Winchester, a rural town with a population of just 11,000, is 94.4 per cent white, and official statistics show that it contains no African-American families.
The lawsuit launched last week argues that town officials directed housing subsidies to white families to avoid an influx of ethnic minorities.
Discrimination? Winchester allegedly sought to keep out non-whites
The Winchester Housing Authority is charged with distributing federal funds to low-income households to enable them to afford the cost of housing.
The authority is responsible for administering the benefit in Winchester and 16 surrounding towns, according to the Courthouse News Service.
To be eligible for a grant, families must already be resident in one of the 17 communities.
Since the towns are 91 per cent white, this requirement ‘systematically and unlawfully’ discriminates against ethnic minorities by making it unaffordable for them to settle in the area, according to the Connecticut Fair Housing Center.
Challenge: A lawsuit claims that the town restricted federal funds to existing residents, nearly all of whom are white
The organisation further argues that, as the programme does not allow families to move to Winchester, it is ‘ensuring that overwhelmingly white communities remain overwhelmingly white’.

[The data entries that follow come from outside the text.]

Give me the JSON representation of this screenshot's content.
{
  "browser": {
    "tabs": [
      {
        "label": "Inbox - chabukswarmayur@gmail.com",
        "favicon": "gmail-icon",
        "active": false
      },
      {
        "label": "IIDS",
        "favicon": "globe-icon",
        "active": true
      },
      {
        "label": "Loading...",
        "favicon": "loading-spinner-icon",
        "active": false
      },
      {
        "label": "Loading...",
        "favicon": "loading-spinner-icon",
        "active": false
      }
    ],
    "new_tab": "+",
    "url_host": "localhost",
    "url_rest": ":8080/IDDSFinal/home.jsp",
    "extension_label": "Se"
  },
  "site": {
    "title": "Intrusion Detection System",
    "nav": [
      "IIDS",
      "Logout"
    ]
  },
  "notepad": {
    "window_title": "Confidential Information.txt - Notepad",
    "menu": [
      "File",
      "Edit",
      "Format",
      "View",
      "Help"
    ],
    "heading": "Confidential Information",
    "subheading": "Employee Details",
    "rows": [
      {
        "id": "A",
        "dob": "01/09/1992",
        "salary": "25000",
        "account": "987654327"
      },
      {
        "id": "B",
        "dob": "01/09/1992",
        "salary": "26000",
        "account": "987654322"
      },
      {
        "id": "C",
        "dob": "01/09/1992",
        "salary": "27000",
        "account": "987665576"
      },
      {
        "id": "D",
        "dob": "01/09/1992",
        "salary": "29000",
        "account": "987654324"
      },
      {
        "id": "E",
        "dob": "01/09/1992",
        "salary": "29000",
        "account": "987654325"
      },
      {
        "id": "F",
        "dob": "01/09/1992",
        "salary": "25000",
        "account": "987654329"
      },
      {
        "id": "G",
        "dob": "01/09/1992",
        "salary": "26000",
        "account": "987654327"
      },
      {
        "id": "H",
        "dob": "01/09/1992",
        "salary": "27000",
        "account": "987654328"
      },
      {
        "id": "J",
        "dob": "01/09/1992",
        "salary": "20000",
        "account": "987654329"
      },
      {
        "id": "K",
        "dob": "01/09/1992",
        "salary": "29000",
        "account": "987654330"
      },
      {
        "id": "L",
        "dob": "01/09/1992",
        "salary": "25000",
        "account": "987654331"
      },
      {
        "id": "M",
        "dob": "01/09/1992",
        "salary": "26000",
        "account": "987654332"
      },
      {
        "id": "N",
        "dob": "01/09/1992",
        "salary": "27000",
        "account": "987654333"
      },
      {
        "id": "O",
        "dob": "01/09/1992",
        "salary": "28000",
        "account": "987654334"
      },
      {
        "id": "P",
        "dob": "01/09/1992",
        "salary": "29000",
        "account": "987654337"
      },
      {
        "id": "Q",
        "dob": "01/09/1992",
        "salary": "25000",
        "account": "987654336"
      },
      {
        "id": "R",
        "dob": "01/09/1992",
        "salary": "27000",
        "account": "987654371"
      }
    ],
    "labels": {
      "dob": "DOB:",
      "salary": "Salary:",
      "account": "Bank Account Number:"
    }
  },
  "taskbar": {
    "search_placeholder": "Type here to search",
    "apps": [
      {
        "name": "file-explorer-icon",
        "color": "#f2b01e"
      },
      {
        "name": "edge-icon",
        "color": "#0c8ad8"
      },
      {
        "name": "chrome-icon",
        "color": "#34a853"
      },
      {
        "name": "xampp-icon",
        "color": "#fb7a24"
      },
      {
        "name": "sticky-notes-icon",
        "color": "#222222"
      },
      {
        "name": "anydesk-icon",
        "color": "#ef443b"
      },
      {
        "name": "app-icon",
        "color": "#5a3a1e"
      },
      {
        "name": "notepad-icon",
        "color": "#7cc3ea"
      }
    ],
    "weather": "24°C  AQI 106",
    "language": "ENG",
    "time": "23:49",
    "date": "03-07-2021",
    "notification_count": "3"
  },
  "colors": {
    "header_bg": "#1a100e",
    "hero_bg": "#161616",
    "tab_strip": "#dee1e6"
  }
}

If the challenge to the WHA is successful, it could open the door to more legal challenges to any subsidy programme which is open only to a community’s existing residents.

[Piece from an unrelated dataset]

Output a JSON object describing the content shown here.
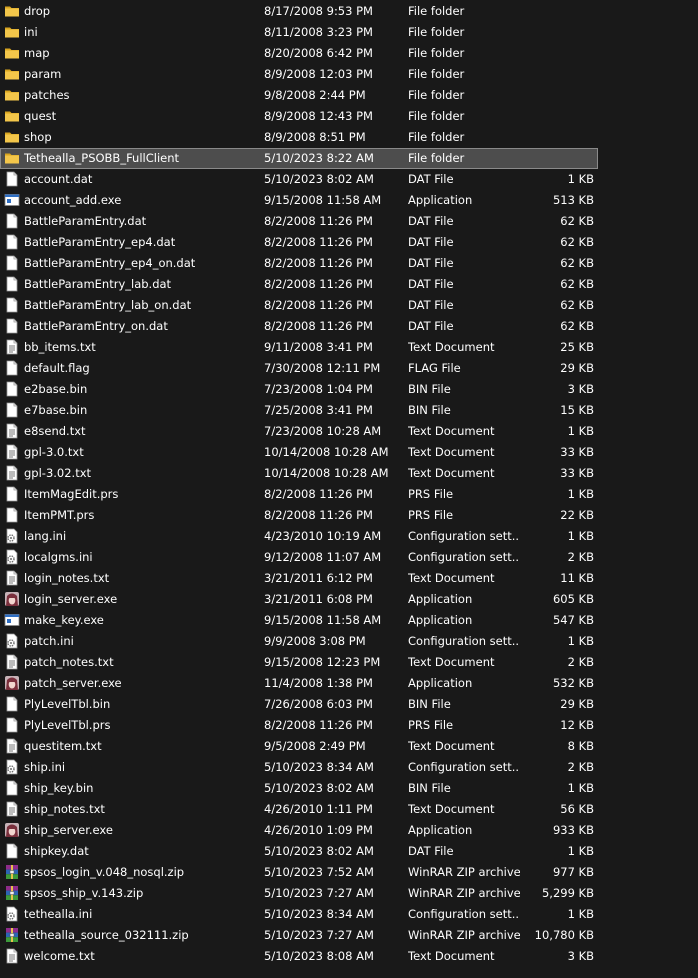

‘These requirements are unlawful because in communities with populations that are disproportionately white and/or non-Hispanic they perpetuate segregation by excluding minority applicants who live outside those communities from obtaining housing there,’ the lawsuit says.
The Fair Housing Center has been joined in its legal battle by Crystal Carter, an African-American single mother of six who was denied the chance to apply for a housing subsidy by the WHA.
Picturesque: But campaigners argue that Winchester hides ugly prejudices
Officials told Ms Carter that because she lived in Hartford she was ineligible for the programme – allegedly forcing her to live in homeless shelters while she waited for housing to become available.
They attempted to dissuade her from settling in Winchester by saying that there were no jobs in the area and that it was located in the ‘woods’, according to the lawsuit.
Authorities also suggested that she should seek a home in Bridgeport or New Haven, both cities with substantial ethnic minority populations.
The Fair Housing Center seeks an injunction and punitive damages against the WHA for its alleged racial discrimination.